Beijing has had to help its citizens shift gears after long portraying the US as a bully bent on hegemonic control while hedging its bets should relations crater again. It has threaded this needle by toning down the rhetoric among Chinese officials even as the state media’s tenor remains highly critical, even vitriolic, blaming the US for creating the conditions for the Hamas attack on Israel and allowing online commenters to engage in anti-Semitic postings.

Welcome banners are displayed on the front of San Francisco’s Asian Art Museum for the upcoming Asia-Pacific Economic Cooperation leaders’ summit. Photo: AP

Yun Sun, director of the China programme at the Stimson Centre in Washington, on a trip to China this week, said the Chinese appear positive about the meeting and are touting it as an event that will stabilise ties even as the government portrays “an image of Xi’s extraordinary diplomatic skills”.

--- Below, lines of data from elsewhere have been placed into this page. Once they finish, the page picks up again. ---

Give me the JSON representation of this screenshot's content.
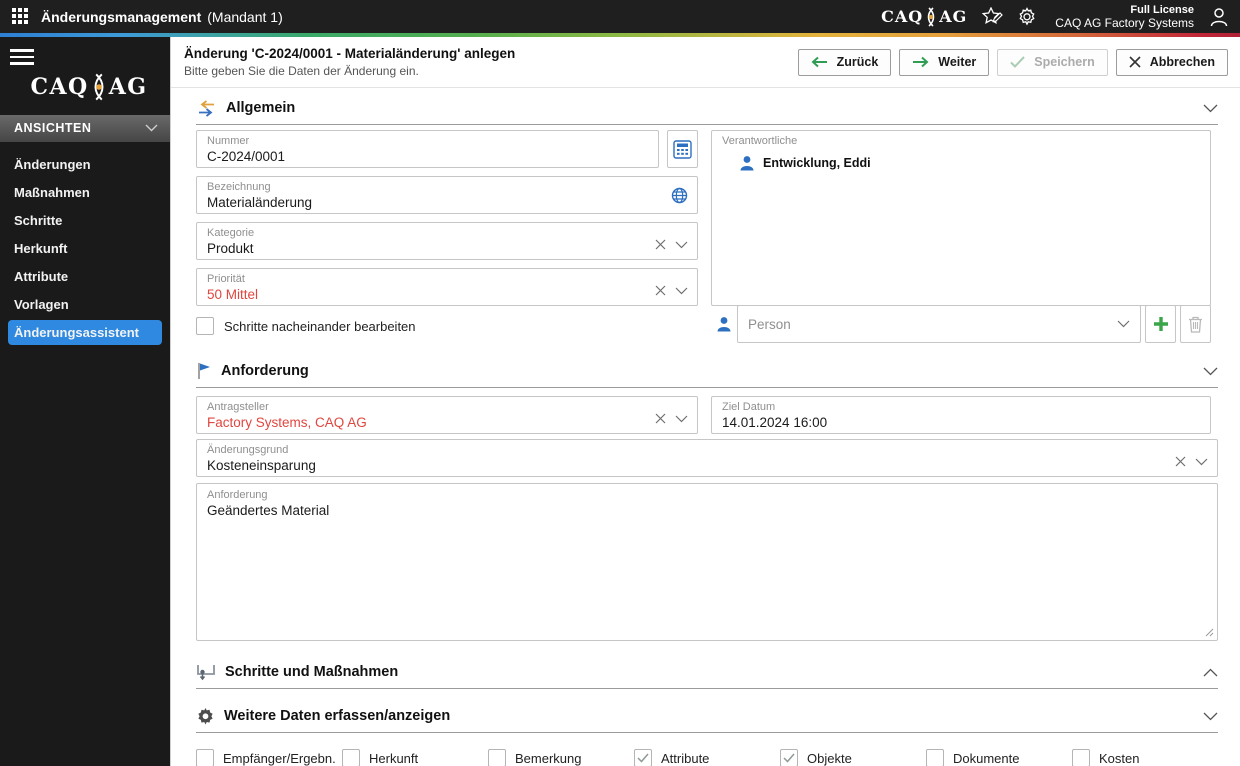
{
  "topbar": {
    "title": "Änderungsmanagement",
    "client": "(Mandant 1)",
    "logo_caq": "CAQ",
    "logo_ag": "AG",
    "license_line1": "Full License",
    "license_line2": "CAQ AG Factory Systems"
  },
  "sidebar": {
    "section_label": "ANSICHTEN",
    "items": [
      {
        "label": "Änderungen",
        "active": false
      },
      {
        "label": "Maßnahmen",
        "active": false
      },
      {
        "label": "Schritte",
        "active": false
      },
      {
        "label": "Herkunft",
        "active": false
      },
      {
        "label": "Attribute",
        "active": false
      },
      {
        "label": "Vorlagen",
        "active": false
      },
      {
        "label": "Änderungsassistent",
        "active": true
      }
    ]
  },
  "header": {
    "title": "Änderung 'C-2024/0001 - Materialänderung' anlegen",
    "subtitle": "Bitte geben Sie die Daten der Änderung ein.",
    "buttons": {
      "back": {
        "label": "Zurück"
      },
      "next": {
        "label": "Weiter"
      },
      "save": {
        "label": "Speichern",
        "disabled": true
      },
      "cancel": {
        "label": "Abbrechen"
      }
    }
  },
  "sections": {
    "allgemein": "Allgemein",
    "anforderung": "Anforderung",
    "schritte": "Schritte und Maßnahmen",
    "weitere": "Weitere Daten erfassen/anzeigen"
  },
  "fields": {
    "nummer": {
      "label": "Nummer",
      "value": "C-2024/0001"
    },
    "bezeichnung": {
      "label": "Bezeichnung",
      "value": "Materialänderung"
    },
    "kategorie": {
      "label": "Kategorie",
      "value": "Produkt"
    },
    "prioritaet": {
      "label": "Priorität",
      "value": "50 Mittel"
    },
    "schritte_checkbox": {
      "label": "Schritte nacheinander bearbeiten",
      "checked": false
    },
    "verantwortliche": {
      "label": "Verantwortliche",
      "person": "Entwicklung, Eddi"
    },
    "person_placeholder": "Person",
    "antragsteller": {
      "label": "Antragsteller",
      "value": "Factory Systems, CAQ AG"
    },
    "ziel_datum": {
      "label": "Ziel Datum",
      "value": "14.01.2024 16:00"
    },
    "aenderungsgrund": {
      "label": "Änderungsgrund",
      "value": "Kosteneinsparung"
    },
    "anforderung_text": {
      "label": "Anforderung",
      "value": "Geändertes Material"
    }
  },
  "bottom_checkboxes": [
    {
      "label": "Empfänger/Ergebn.",
      "checked": false
    },
    {
      "label": "Herkunft",
      "checked": false
    },
    {
      "label": "Bemerkung",
      "checked": false
    },
    {
      "label": "Attribute",
      "checked": true
    },
    {
      "label": "Objekte",
      "checked": true
    },
    {
      "label": "Dokumente",
      "checked": false
    },
    {
      "label": "Kosten",
      "checked": false
    }
  ],
  "colors": {
    "active_blue": "#2f89e0",
    "alert_red": "#e0463f",
    "action_green": "#2f9e54",
    "icon_blue": "#2d6fc0",
    "brand_orange_dot": "#e8a33c"
  }
}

No detail is too small for Chinese advance planners, down to discussions about camera angles and who goes where and when – even as they endeavour to avoid any embarrassing protests or additional export bans.

The deliverables, such as they are, have been rather atypical. Some of the easy and largely symbolic measures were announced before the Chinese even confirmed Xi’s attendance, including nuclear non-proliferation and climate talks and an increased number of commercial flights.

Part of this may reflect a different outlook on the meetings, with China more inclined to announce and hold talks for the optics, with less concern for substance, and the US frustrated at what it sees as decades of Beijing delaying change with meetings and procedure, analysts said.

China has missed one huge opportunity to improve its soft power. For weeks, US interlocutors have told the Chinese that the best thing they could do to score major points with average Americans would be to reverse their decision and let the last three pandas stay in Washington.

Given the long history of panda diplomacy, some even see this as far more than a lost opportunity.

“It really puzzles me,” said Moon. “How many Americans even know what export controls are? But they know what pandas are.”